27th July 2014
It has been an unusual week. Through the winter I buzz around getting on with things but there comes a point in summer when I have to slow down,
take things gently and drink plenty of fluids. Some of that I have managed but the head is still convinced it can do more than the weather will allow.
It results in a certain hot-headedness that has nothing to do with temperature and isn't eased by wearing a hat. It coincides with the start of the hardcore
holiday season which adds substantially to the traffic. One might have thought that sitting idly in a comfortable seat on a sunny day would be a lovely
relaxing thing to do. Sadly when it is a comfortable driving seat that isn't the case.
I have never seen the garden this dry. Large Hydrangea have started to wilt and there is nothing that can be done about it except hope for rain.
Forunately I have reckless moments when I plant things that are entirely unsuited to this garden. Acanthus spinosus was one of them. It grows in southern
Europe from Italy to western Turkey and does best in the sun in the UK. I planted it in the herbaceous border three or four years ago and it has grown large
and leafy, but this is the first time it has flowered, encouraged by the flagging and wilting going on around it.
27th July 2014
The Disa have also been appreciating the warm weather. They stand with their feet in water so there is no chance of them wilting. I seem to spend
most of my evenings making sure they stand with their feet in water but sitting at the end of a hose is more relaxing than sitting in traffic and I haven't yet
felt homicidal amongst the Disa.
A few years ago I made the hybrid D. Trata (D.tripetaloides x D.aurata). I sowed a tray of seed, gave away a fair bit and was still left with
a good pinch in the bottom of the envelope which is a lot of orchid seed (the equivalent of three lorryloads of conkers). I didn't like to waste it, so I
scattered it on the top of the Sarracenia pots where a few germinated and from time to time I get a flower spike like this.
The pleasure is heightened by their random appearance and the fact that I have done next to nothing to encourage it. I have dozens of trays of seedlings
from last year to keep me busy so this is not going to be a Disa hybridising year but I might produce some seed of D. uniflora to scatter
among the Sarracenia for the entertainement value.
27th July 2014
Hedychium densiflorum EN 562
The Hedychium are having a complex year. They love the heat but hate the drought. As a result they have good strong canes growing very slowly.
The first of them have started to flower and are barely two feet tall. If they could be kept to that size reliably they would be a lot more useful in gardens.
In the greenhouse, within reach of the hose, they are already twice that size with no sign of buds forming yet.
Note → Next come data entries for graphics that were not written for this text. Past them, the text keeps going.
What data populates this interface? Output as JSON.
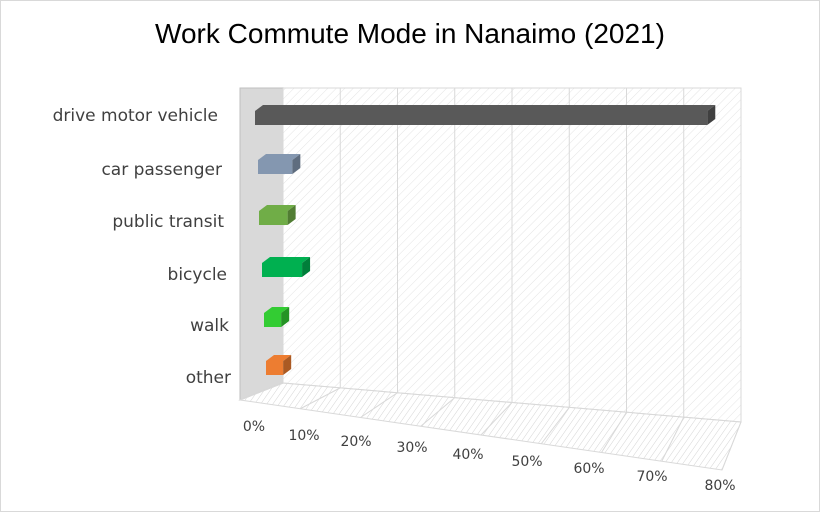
{
  "chart_data": {
    "type": "bar",
    "orientation": "horizontal",
    "style": "3d",
    "title": "Work Commute Mode in Nanaimo (2021)",
    "categories": [
      "drive motor vehicle",
      "car passenger",
      "public transit",
      "bicycle",
      "walk",
      "other"
    ],
    "values": [
      0.79,
      0.06,
      0.05,
      0.07,
      0.03,
      0.03
    ],
    "colors": [
      "#595959",
      "#8497b0",
      "#70ad47",
      "#00b050",
      "#33cc33",
      "#ed7d31"
    ],
    "xlim": [
      0,
      0.8
    ],
    "ticks": [
      "0%",
      "10%",
      "20%",
      "30%",
      "40%",
      "50%",
      "60%",
      "70%",
      "80%"
    ],
    "grid": true,
    "legend": "none"
  }
}
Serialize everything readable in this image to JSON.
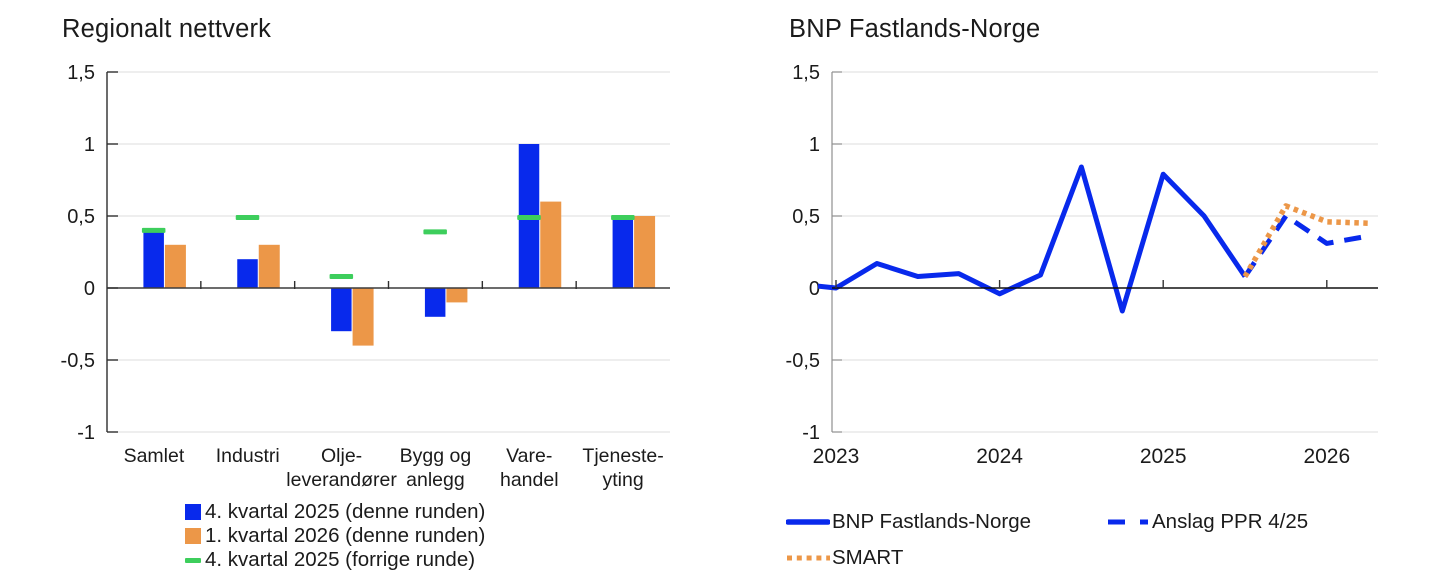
{
  "page": {
    "background": "#ffffff",
    "text_color": "#1b1b1b"
  },
  "chart_data": [
    {
      "type": "bar",
      "title": "Regionalt nettverk",
      "ylim": [
        -1,
        1.5
      ],
      "grid": "horizontal",
      "legend_position": "bottom",
      "y_ticks": [
        "1,5",
        "1",
        "0,5",
        "0",
        "-0,5",
        "-1"
      ],
      "y_tick_values": [
        1.5,
        1,
        0.5,
        0,
        -0.5,
        -1
      ],
      "categories": [
        "Samlet",
        "Industri",
        "Olje-leverandører",
        "Bygg og anlegg",
        "Varehandel",
        "Tjenesteyting"
      ],
      "category_label_lines": [
        [
          "Samlet"
        ],
        [
          "Industri"
        ],
        [
          "Olje-",
          "leverandører"
        ],
        [
          "Bygg og",
          "anlegg"
        ],
        [
          "Vare-",
          "handel"
        ],
        [
          "Tjeneste-",
          "yting"
        ]
      ],
      "series": [
        {
          "name": "4. kvartal 2025 (denne runden)",
          "type": "bar",
          "color": "#0829EC",
          "values": [
            0.39,
            0.2,
            -0.3,
            -0.2,
            1.0,
            0.5
          ]
        },
        {
          "name": "1. kvartal 2026 (denne runden)",
          "type": "bar",
          "color": "#EC9748",
          "values": [
            0.3,
            0.3,
            -0.4,
            -0.1,
            0.6,
            0.5
          ]
        },
        {
          "name": "4. kvartal 2025 (forrige runde)",
          "type": "tick-marker",
          "color": "#3DCE5C",
          "values": [
            0.4,
            0.49,
            0.08,
            0.39,
            0.49,
            0.49
          ]
        }
      ]
    },
    {
      "type": "line",
      "title": "BNP Fastlands-Norge",
      "ylim": [
        -1,
        1.5
      ],
      "grid": "horizontal",
      "legend_position": "bottom",
      "y_ticks": [
        "1,5",
        "1",
        "0,5",
        "0",
        "-0,5",
        "-1"
      ],
      "y_tick_values": [
        1.5,
        1,
        0.5,
        0,
        -0.5,
        -1
      ],
      "x_ticks": [
        "2023",
        "2024",
        "2025",
        "2026"
      ],
      "x_unit": "quarter",
      "series": [
        {
          "name": "BNP Fastlands-Norge",
          "style": "solid",
          "color": "#0829EC",
          "start_quarter": "2022 Q4",
          "start_index": -1,
          "values": [
            0.03,
            0.0,
            0.17,
            0.08,
            0.1,
            -0.04,
            0.09,
            0.84,
            -0.16,
            0.79,
            0.5,
            0.08
          ]
        },
        {
          "name": "Anslag PPR 4/25",
          "style": "dashed",
          "color": "#0829EC",
          "start_quarter": "2025 Q3",
          "start_index": 10,
          "values": [
            0.08,
            0.5,
            0.31,
            0.36
          ]
        },
        {
          "name": "SMART",
          "style": "dotted",
          "color": "#EC9748",
          "start_quarter": "2025 Q3",
          "start_index": 10,
          "values": [
            0.08,
            0.57,
            0.46,
            0.45
          ]
        }
      ]
    }
  ]
}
This is a form from Nepal, selected by Edward Needham. He found it growing among plants of (what would later be named) 'Sorung'. It may be the same
clone as 'Embossed Leaf' which was later distributed from his garden. I can't tell them apart but I haven't had a close look recently, without my glasses I
could be overlooking something obvious.
27th July 2014
There are a number of Hemerocallis in the garden that have escaped from the clutches of their labels and flower in enthusiastic anonymity. From time to time
I remember to check the old pictures while they are in flower but I don't make much progress. It is a source of mild irritation but it is not the absence
of a name that bothers me, it is the fact that I have lost it.
The absence of a name is an exciting thing. This came to me as a small seedling marked "Neomarica sp. Parana, Brazil". Although I am very fond of
Neomarica I was fairly sure the name was wrong. This plant had pleated leaves while Neomarica has sturdy flat arching leaves. I hoped it might
be a Tigridia of some sort (in which case it would die under my care while being 'interesting'). The first flower opened blue and closed again within an hour
so this morning I got out of bed early to get a picture. The process was fraught with difficulty, but I think it is the photograph that is blurred, not the photographer.
It should continue to produce short lived flowers for a week or so, I will probably get another chance later. Although there are some lilac and purple Tigridia,
this was enough to identify it as Cypella coelestis which grew here for a few years on a sunny bank before a hard winter killed it (so long ago that the sunny bank
is now a shaded slope). This time it will stay in the greenhouse and I will hope that a sheet of plastic is sufficient to convince it that it is still in Brazil.